# Ryanair - Passport does not match name on booking -what to do?



## ice (23 Jul 2009)

Hi,

I am flying to the UK tomorrow with my 4 year old son. 

Here is my problem...

My passport is in my maiden name. I booked under my married name as I wanted to be the same surname as my DS while travelling(he has his own passport). I thought I could just use my driving licence as ID which is in my married name but when I try to check in online it wants my passport details!

I can't check in at the airport as although I booked before 21st May when the check in online only rule came in ....I opted to check in online when I booked.

What do I do ???????
It costs 150 to change the name on the ticket 
	

	
	
		
		

		
			





Do I have any other options ??


----------



## MANTO (23 Jul 2009)

ice said:


> Hi,
> 
> I am flying to the UK tomorrow with my 4 year old son.
> 
> ...


 

Eek - i very much doubt it, this is Ryanair we are talking about - hopefully someone might have a solution - its basically a name change and unfortunatly the fault lies on your end


----------



## csl (23 Jul 2009)

Maybe bring your marriage certificate this will show both names.


----------



## ice (23 Jul 2009)

Phew...as I booked before the 21st May I can change back to checking in at the airport and just pay the check in charge of 10 euro each ..... 
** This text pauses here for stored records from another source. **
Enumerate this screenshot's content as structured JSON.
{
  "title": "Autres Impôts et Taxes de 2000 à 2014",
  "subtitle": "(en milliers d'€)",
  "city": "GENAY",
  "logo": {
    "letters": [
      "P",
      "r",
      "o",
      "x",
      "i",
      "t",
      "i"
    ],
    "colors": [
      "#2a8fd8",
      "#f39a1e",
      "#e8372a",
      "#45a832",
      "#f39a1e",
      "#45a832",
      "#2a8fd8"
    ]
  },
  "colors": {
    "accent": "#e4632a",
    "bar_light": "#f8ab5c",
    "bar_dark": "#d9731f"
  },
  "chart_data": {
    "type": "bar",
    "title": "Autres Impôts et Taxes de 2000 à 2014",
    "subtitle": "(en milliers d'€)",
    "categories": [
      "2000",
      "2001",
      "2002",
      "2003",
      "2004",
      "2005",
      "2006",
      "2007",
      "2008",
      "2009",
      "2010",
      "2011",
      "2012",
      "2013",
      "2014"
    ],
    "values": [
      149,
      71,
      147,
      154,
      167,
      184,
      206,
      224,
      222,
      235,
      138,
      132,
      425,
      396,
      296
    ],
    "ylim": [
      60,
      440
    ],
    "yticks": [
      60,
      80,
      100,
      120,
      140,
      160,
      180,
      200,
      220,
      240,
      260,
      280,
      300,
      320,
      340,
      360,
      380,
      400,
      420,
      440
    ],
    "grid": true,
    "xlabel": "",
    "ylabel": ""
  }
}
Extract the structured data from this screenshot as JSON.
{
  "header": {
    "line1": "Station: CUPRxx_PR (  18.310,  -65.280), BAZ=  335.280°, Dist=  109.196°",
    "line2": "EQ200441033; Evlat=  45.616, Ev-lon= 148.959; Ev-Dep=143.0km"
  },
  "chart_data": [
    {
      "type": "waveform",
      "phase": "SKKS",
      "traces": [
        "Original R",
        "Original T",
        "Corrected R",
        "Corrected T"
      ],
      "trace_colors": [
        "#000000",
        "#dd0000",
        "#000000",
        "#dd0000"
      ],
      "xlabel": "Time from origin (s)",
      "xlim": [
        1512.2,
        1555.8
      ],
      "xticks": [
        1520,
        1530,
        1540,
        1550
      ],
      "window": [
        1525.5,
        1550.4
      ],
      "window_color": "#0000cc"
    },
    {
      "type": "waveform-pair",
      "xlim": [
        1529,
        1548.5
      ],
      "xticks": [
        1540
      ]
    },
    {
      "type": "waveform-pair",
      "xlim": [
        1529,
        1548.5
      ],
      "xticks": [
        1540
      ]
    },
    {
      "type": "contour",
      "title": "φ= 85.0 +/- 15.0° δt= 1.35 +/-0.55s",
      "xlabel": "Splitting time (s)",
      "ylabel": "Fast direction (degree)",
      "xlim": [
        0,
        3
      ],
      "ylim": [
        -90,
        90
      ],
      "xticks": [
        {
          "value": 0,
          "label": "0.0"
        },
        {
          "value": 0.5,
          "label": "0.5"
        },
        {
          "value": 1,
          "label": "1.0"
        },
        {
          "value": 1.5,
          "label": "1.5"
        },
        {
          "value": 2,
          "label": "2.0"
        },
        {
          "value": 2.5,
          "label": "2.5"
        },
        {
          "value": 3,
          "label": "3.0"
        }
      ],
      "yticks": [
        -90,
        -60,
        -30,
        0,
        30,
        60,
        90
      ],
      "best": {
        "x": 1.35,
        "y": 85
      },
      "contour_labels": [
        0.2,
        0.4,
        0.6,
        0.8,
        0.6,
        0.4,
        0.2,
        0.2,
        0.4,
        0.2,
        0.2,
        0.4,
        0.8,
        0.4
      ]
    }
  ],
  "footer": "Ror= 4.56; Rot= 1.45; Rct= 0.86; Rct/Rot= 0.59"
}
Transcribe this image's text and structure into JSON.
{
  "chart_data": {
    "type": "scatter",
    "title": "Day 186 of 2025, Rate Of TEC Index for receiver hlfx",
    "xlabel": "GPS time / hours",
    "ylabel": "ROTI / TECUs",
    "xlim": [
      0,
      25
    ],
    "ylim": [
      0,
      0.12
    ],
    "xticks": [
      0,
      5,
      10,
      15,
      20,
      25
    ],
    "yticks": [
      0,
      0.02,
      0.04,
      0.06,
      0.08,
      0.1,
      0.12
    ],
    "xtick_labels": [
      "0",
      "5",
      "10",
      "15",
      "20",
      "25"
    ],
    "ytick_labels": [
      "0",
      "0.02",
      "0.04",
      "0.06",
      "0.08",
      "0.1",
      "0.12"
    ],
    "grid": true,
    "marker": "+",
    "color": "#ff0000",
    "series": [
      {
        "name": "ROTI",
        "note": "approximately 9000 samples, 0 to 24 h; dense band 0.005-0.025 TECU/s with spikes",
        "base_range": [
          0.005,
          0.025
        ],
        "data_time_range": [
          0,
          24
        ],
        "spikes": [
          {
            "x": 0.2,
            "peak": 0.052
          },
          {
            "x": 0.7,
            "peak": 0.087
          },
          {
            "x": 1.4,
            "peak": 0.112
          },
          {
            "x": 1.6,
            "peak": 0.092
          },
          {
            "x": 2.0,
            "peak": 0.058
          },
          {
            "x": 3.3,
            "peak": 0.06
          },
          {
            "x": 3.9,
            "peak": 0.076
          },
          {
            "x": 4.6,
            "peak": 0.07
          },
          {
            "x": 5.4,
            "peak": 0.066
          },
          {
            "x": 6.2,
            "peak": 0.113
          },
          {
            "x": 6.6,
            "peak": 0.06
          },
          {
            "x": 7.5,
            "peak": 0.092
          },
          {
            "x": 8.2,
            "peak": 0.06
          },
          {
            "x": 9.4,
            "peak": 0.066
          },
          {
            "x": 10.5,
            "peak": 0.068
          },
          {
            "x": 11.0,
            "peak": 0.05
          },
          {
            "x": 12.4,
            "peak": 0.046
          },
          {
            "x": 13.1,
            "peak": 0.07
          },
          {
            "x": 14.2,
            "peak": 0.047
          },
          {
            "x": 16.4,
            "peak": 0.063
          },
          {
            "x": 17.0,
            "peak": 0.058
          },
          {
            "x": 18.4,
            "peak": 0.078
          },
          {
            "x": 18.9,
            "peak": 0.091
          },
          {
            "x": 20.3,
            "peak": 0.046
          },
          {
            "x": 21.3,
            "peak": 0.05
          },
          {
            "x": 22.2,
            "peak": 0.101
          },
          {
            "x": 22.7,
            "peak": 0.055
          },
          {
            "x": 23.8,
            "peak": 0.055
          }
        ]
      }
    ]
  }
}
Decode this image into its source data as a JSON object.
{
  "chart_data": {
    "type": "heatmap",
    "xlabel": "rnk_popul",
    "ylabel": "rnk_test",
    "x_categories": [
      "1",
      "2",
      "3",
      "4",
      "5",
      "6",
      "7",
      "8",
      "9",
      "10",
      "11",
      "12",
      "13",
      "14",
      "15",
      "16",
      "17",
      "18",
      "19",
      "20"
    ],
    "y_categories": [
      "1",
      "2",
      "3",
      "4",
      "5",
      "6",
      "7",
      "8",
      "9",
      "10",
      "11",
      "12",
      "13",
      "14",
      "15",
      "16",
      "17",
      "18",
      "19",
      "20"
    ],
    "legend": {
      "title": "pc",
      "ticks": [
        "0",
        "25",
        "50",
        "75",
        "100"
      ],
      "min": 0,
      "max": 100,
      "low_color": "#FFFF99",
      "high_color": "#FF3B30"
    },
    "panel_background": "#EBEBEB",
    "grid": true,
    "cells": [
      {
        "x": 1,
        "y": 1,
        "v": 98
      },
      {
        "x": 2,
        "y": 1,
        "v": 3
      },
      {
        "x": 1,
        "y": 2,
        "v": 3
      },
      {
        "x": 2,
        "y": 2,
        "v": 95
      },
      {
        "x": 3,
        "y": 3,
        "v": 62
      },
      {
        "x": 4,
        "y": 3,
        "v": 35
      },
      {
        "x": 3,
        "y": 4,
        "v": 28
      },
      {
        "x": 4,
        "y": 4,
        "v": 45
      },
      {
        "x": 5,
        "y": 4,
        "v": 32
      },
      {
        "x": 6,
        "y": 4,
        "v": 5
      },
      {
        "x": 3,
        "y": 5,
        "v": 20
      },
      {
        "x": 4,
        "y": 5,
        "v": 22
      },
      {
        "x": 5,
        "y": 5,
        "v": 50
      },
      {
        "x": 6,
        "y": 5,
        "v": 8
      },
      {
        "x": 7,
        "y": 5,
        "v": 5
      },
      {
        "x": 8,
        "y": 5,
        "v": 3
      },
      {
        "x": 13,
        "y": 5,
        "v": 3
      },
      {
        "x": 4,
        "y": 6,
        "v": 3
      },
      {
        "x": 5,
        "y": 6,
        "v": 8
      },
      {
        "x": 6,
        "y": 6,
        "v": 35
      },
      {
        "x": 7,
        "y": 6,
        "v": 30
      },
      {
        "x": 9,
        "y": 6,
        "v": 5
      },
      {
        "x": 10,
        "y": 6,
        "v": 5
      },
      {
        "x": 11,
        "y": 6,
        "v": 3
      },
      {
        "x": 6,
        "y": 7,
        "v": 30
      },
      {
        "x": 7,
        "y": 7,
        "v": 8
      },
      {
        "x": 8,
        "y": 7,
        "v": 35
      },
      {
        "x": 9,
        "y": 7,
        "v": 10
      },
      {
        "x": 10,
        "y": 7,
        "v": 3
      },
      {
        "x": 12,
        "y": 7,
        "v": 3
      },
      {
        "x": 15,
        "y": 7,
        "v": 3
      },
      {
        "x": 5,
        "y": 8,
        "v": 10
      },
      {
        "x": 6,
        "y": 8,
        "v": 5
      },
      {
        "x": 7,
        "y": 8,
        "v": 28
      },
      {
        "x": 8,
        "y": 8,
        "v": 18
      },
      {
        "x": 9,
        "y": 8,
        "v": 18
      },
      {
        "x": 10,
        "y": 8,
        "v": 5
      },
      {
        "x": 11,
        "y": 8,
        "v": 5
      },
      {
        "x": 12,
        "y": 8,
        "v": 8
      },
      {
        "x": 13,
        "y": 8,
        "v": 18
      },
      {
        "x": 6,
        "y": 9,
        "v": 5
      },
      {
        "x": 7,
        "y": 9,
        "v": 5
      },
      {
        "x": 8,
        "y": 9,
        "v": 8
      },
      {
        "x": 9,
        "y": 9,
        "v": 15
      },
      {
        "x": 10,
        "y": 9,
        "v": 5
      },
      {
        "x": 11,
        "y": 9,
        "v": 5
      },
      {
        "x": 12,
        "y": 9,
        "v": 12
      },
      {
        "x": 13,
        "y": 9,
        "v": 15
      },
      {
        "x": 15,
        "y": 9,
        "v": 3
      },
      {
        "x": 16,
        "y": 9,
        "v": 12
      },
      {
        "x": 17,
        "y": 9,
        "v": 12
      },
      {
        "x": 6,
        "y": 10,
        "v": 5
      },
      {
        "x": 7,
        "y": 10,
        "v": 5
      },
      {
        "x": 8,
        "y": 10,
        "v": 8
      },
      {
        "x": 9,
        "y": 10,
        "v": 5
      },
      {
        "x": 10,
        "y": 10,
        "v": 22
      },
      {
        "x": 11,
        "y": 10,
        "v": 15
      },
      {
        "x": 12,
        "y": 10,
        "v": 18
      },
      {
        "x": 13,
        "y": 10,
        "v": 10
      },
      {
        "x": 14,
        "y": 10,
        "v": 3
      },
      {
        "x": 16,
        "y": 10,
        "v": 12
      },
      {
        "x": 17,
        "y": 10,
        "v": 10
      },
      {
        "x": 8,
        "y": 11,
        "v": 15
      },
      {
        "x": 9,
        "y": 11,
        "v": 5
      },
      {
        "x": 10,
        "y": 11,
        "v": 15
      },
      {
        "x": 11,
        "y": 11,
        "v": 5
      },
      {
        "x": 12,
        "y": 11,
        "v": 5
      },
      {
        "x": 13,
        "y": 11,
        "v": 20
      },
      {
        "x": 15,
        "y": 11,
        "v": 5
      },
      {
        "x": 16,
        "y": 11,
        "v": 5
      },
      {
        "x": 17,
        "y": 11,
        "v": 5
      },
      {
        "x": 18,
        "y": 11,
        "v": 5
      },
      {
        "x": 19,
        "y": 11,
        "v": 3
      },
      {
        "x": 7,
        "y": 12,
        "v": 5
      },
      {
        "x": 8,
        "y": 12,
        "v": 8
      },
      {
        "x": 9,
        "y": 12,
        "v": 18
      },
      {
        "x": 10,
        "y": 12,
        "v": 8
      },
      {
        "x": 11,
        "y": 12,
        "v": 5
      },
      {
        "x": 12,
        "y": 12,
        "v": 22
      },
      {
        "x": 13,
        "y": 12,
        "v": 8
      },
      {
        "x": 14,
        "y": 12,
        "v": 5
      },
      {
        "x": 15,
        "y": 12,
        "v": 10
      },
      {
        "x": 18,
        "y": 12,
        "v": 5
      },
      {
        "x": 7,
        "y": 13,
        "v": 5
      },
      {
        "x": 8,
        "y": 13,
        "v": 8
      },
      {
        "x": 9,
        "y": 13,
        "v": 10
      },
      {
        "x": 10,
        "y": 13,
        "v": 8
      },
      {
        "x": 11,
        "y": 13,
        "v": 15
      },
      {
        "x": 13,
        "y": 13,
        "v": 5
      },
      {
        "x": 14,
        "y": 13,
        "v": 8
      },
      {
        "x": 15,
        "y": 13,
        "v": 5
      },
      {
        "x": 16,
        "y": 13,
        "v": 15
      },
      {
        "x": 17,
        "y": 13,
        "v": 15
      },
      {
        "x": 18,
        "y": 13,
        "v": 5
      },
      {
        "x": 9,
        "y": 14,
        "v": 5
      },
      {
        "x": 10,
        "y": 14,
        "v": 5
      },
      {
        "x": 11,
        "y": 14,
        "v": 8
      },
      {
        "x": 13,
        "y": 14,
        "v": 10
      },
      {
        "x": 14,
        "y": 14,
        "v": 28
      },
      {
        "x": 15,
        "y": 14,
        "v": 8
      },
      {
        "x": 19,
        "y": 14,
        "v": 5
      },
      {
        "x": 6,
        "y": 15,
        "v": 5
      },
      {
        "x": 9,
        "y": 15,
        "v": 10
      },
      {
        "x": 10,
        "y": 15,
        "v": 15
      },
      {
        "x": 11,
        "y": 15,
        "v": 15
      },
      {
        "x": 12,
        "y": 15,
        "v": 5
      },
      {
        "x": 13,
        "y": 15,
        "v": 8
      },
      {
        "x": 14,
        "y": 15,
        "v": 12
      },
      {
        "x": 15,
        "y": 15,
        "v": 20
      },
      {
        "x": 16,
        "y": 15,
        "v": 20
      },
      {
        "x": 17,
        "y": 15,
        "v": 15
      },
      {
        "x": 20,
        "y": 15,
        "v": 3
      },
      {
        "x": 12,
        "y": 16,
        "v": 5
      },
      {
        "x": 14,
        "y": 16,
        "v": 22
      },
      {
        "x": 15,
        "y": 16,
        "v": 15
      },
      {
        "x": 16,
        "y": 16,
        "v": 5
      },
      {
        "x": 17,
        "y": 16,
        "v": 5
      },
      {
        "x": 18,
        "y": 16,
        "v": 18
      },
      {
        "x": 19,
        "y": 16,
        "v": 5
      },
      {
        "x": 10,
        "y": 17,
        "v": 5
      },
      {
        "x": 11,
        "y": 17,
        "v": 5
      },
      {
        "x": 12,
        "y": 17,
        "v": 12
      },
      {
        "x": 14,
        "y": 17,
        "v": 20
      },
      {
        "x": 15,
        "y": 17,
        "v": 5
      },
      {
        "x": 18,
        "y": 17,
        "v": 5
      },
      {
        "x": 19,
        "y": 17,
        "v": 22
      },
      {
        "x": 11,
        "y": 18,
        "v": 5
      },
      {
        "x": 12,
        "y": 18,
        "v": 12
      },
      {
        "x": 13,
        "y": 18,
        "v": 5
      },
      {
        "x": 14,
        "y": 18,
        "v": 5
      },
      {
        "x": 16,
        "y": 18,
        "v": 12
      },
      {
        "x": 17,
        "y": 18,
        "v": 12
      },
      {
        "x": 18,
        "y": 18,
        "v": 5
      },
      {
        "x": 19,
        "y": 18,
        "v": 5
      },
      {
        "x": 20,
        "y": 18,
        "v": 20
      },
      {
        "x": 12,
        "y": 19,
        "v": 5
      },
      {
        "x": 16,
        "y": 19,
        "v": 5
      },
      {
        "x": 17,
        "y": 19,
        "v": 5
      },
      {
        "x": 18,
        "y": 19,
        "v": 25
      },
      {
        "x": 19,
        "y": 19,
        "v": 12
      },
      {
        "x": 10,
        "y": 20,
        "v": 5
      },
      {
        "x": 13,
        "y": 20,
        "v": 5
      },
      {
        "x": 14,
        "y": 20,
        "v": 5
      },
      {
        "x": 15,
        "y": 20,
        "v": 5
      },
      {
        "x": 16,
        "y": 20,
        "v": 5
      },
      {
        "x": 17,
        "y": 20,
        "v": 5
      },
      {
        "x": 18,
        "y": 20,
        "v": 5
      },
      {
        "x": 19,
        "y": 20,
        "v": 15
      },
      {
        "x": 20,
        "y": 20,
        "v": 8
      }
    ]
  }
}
I am shocked that it was so easy !!


----------



## MANTO (23 Jul 2009)

Happy days  I always like to see people get one over on Ryanair


----------



## Jammy (9 Sep 2009)

ice said:


> Phew...as I booked before the 21st May I can change back to checking in at the airport and just pay the check in charge of 10 euro each .....
> 
> I am shocked that it was so easy !!


 
Please help i booked flights before the 21st of May i have checked in on line but now realise that my sisters is Catherine on her pass port. Her name on her booking is Cathy as this is the name she goes with but its Catherine on her passport. I have rang ryanair and they said once i have checked in on line its to late to change it. Do you think there will be a problem


----------



## ice (9 Sep 2009)

If you have checked in online there is nothing you can do...I would go along and hope that they don't really look at the passport closely at the departure gate !


----------



## bleary (9 Sep 2009)

Go early and go to the desk -They might change it without a fee or not


----------



## Guest110 (9 Sep 2009)

You have to go to the check in desks for Ryanair to sort this out. If you dont and just go straight through to departures they will refuse you at the gate and you wont be able to depart. This happened to a friend of mine - he ended up having to get another flight over !


----------



## Maverick.ie (9 Sep 2009)

The passport number will be on the online check in document . Its happened to me in the Past with Anthony and Tony but I have not had a problem, similar with Daniel and Danny. Just check your printed check in form and make sure the passport number s the same and you should be ok. Good Luck enjoy the trip


----------



## Maverick.ie (9 Sep 2009)

..


----------



## feelinglow (10 Sep 2009)

I booked my sister under the wrong name last Nov and i had to pay 150 euro to change it. This was an air lingus flight to San Franisco.  An article appeared in the Irish times the next day saying this was an illegal charge so i rang air lingus and after alot of to-ing and fro-ing i got my money back evenually, took a while and alot of calls.


----------



## Jammy (10 Sep 2009)

ice said:


> If you have checked in online there is nothing you can do...I would go along and hope that they don't really look at the passport closely at the departure gate !


 
Do you think she will be refused to fly or anything???


----------



## TheShark (10 Sep 2009)

If her name is Catherine and she checked-in as Cathy I really dont think she will have a problem , some names are shortened , for example , my wife is Elizabeth on her passport , but is known as Lisa , and we have previously booked her as Lisa in error but never had a problem. As Maverick has said , they will more than likely just check that the passport numbers on the boarding card and passport match.


----------



## Jammy (10 Sep 2009)

Jammy said:


> Please help i booked flights before the 21st of May i have checked in on line but now realise that my sisters is Catherine on her pass port. Her name on her booking is Cathy as this is the name she goes with but its Catherine on her passport. I have rang ryanair and they said once i have checked in on line its to late to change it. Do you think there will be a problem


 

I rang ryanair this morning got this lovely girl she said there should be no problem and the most a charge is is €10.00. She said she knows of nobody that has been refused to fly cause of a full name being shortened. She said just be at the airport 2 hours prior to travelling and they will sort it. She seemed very nice and she put a note on the system to the Agent to day that i had tried to change it as soon as i realised the error.


----------